19世紀頃から生化学者達が酵素や核酸、糖、脂質などを化学物質レベルで解明していき、そこに多くの物理学者が参入して分子生物学が誕生した。現在、その生化学や分子生物学に化学者が参入することで生まれたケミカルバイオロジー的研究が盛んに行われ、従来の分子遺伝学では困難であった生命機能解析を可能にし、新たな現象とメカニズムの発見に大きく貢献している。また、関連する研究領域として、より包括的なケミカルゲノミクス(chemical genomics)があり、こちらの研究も盛んである。

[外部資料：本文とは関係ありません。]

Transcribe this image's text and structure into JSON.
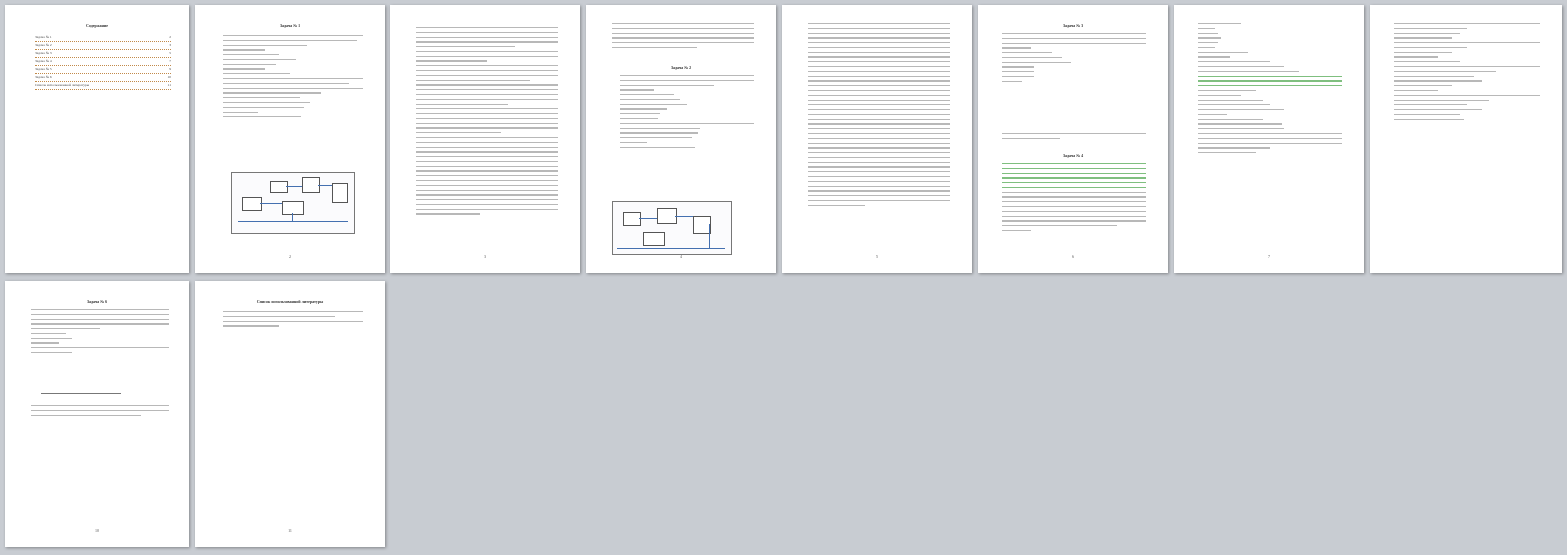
{
  "document": {
    "pages": [
      {
        "id": "p1",
        "number": "",
        "title": "Содержание",
        "toc": [
          {
            "label": "Задача № 1",
            "page": "2"
          },
          {
            "label": "Задача № 2",
            "page": "3"
          },
          {
            "label": "Задача № 3",
            "page": "5"
          },
          {
            "label": "Задача № 4",
            "page": "7"
          },
          {
            "label": "Задача № 5",
            "page": "9"
          },
          {
            "label": "Задача № 6",
            "page": "10"
          },
          {
            "label": "Список использованной литературы",
            "page": "11"
          }
        ]
      },
      {
        "id": "p2",
        "number": "2",
        "title": "Задача № 1"
      },
      {
        "id": "p3",
        "number": "3",
        "title": ""
      },
      {
        "id": "p4",
        "number": "4",
        "title": "Задача № 2"
      },
      {
        "id": "p5",
        "number": "5",
        "title": ""
      },
      {
        "id": "p6",
        "number": "6",
        "title": "Задача № 3"
      },
      {
        "id": "p7",
        "number": "7",
        "title": ""
      },
      {
        "id": "p8",
        "number": "8",
        "title": ""
      },
      {
        "id": "p9",
        "number": "10",
        "title": "Задача № 6"
      },
      {
        "id": "p10",
        "number": "11",
        "title": "Список использованной литературы"
      }
    ]
  }
}
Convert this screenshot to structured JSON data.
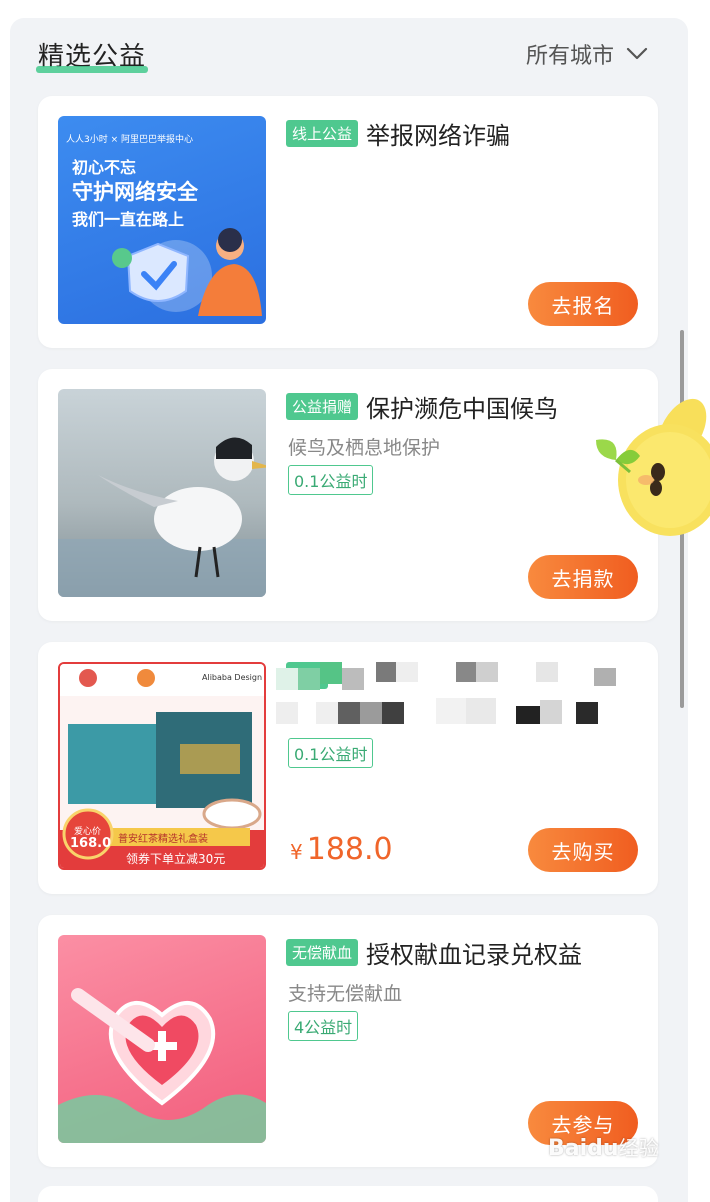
{
  "header": {
    "title": "精选公益",
    "city_filter": "所有城市"
  },
  "cards": [
    {
      "tag": "线上公益",
      "title": "举报网络诈骗",
      "cta": "去报名",
      "image": {
        "top_logos": "人人3小时 × 阿里巴巴举报中心",
        "line1": "初心不忘",
        "line2": "守护网络安全",
        "line3": "我们一直在路上"
      }
    },
    {
      "tag": "公益捐赠",
      "title": "保护濒危中国候鸟",
      "subtitle": "候鸟及栖息地保护",
      "hours": "0.1公益时",
      "cta": "去捐款"
    },
    {
      "tag": "善匠",
      "hours": "0.1公益时",
      "price_symbol": "¥",
      "price": "188.0",
      "cta": "去购买",
      "image": {
        "brand_text": "Alibaba Design",
        "badge_label": "爱心价",
        "badge_price": "168.0",
        "product_name": "普安红茶精选礼盒装",
        "promo": "领券下单立减30元"
      }
    },
    {
      "tag": "无偿献血",
      "title": "授权献血记录兑权益",
      "subtitle": "支持无偿献血",
      "hours": "4公益时",
      "cta": "去参与"
    }
  ],
  "watermark": {
    "brand": "Baidu",
    "sub": "经验"
  },
  "colors": {
    "accent_green": "#4fc88f",
    "cta_orange": "#f05d20",
    "price_orange": "#f0652a"
  }
}
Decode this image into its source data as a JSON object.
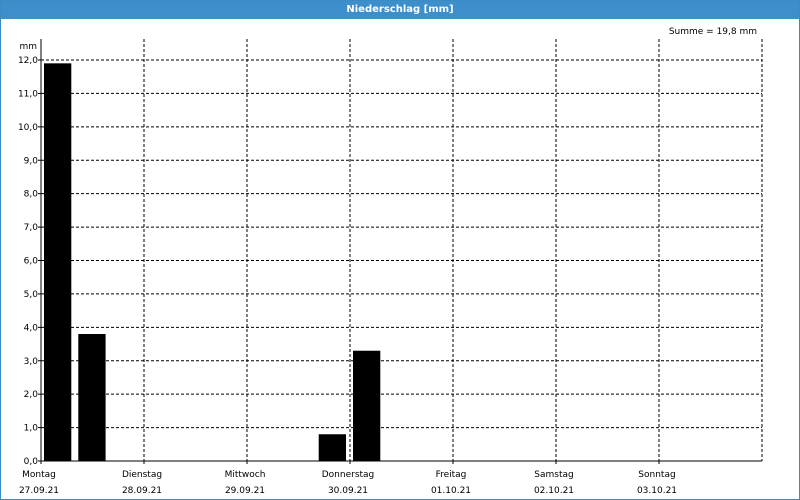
{
  "window": {
    "title": "Niederschlag [mm]"
  },
  "summary": {
    "text": "Summe = 19,8 mm"
  },
  "chart_data": {
    "type": "bar",
    "title": "Niederschlag [mm]",
    "ylabel": "mm",
    "xlabel": "",
    "ylim": [
      0,
      12
    ],
    "y_ticks": [
      "0,0",
      "1,0",
      "2,0",
      "3,0",
      "4,0",
      "5,0",
      "6,0",
      "7,0",
      "8,0",
      "9,0",
      "10,0",
      "11,0",
      "12,0"
    ],
    "days": [
      {
        "name": "Montag",
        "date": "27.09.21"
      },
      {
        "name": "Dienstag",
        "date": "28.09.21"
      },
      {
        "name": "Mittwoch",
        "date": "29.09.21"
      },
      {
        "name": "Donnerstag",
        "date": "30.09.21"
      },
      {
        "name": "Freitag",
        "date": "01.10.21"
      },
      {
        "name": "Samstag",
        "date": "02.10.21"
      },
      {
        "name": "Sonntag",
        "date": "03.10.21"
      }
    ],
    "bar_interval_days": 0.333,
    "bars": [
      {
        "start_day": 0.0,
        "value": 11.9
      },
      {
        "start_day": 0.333,
        "value": 3.8
      },
      {
        "start_day": 2.667,
        "value": 0.8
      },
      {
        "start_day": 3.0,
        "value": 3.3
      }
    ],
    "summary": "Summe = 19,8 mm",
    "grid": true,
    "colors": {
      "bar": "#000000",
      "title_bar": "#3d8fcb",
      "grid": "#000000"
    }
  }
}
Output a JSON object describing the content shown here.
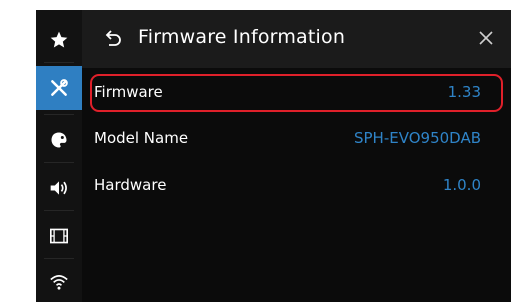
{
  "header": {
    "title": "Firmware Information"
  },
  "sidebar": {
    "items": [
      {
        "icon": "star-icon",
        "active": false
      },
      {
        "icon": "tools-icon",
        "active": true
      },
      {
        "icon": "palette-icon",
        "active": false
      },
      {
        "icon": "speaker-icon",
        "active": false
      },
      {
        "icon": "film-icon",
        "active": false
      },
      {
        "icon": "wifi-icon",
        "active": false
      }
    ]
  },
  "rows": [
    {
      "label": "Firmware",
      "value": "1.33",
      "highlighted": true
    },
    {
      "label": "Model Name",
      "value": "SPH-EVO950DAB",
      "highlighted": false
    },
    {
      "label": "Hardware",
      "value": "1.0.0",
      "highlighted": false
    }
  ],
  "colors": {
    "accent": "#2f7fc2",
    "value_text": "#2f84c8",
    "highlight_border": "#e0202a",
    "background": "#0b0b0b",
    "header_background": "#1b1b1b"
  }
}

ケミカルバイオロジーは生命現象の解明のために使えるものならどんな手法でも取り入れる貪欲な学問である。そのため、人によって解釈や定義が異なることがあるが、おおよそは「核酸やタンパク質などの生体高分子と特異的に作用する化合物(バイオプローブ)を開発し、それら生体高分子の機能の解明を目指す学問」といえる。一般に生化学(biochemistry)は生命現象を出発点として、それらを構成する要素に分けて化学的に説明する学問であるため、ケミカルバイオロジーは生化学のスタートとゴールが逆転した相補的な学問という捉え方もできる。
今後、ケミカルバイオロジー的研究は未だ機能のわかっていない遺伝子やタンパク質、そしてターゲットがわかっていない生理活性物質などを対象にますます展開されていくと考えられている。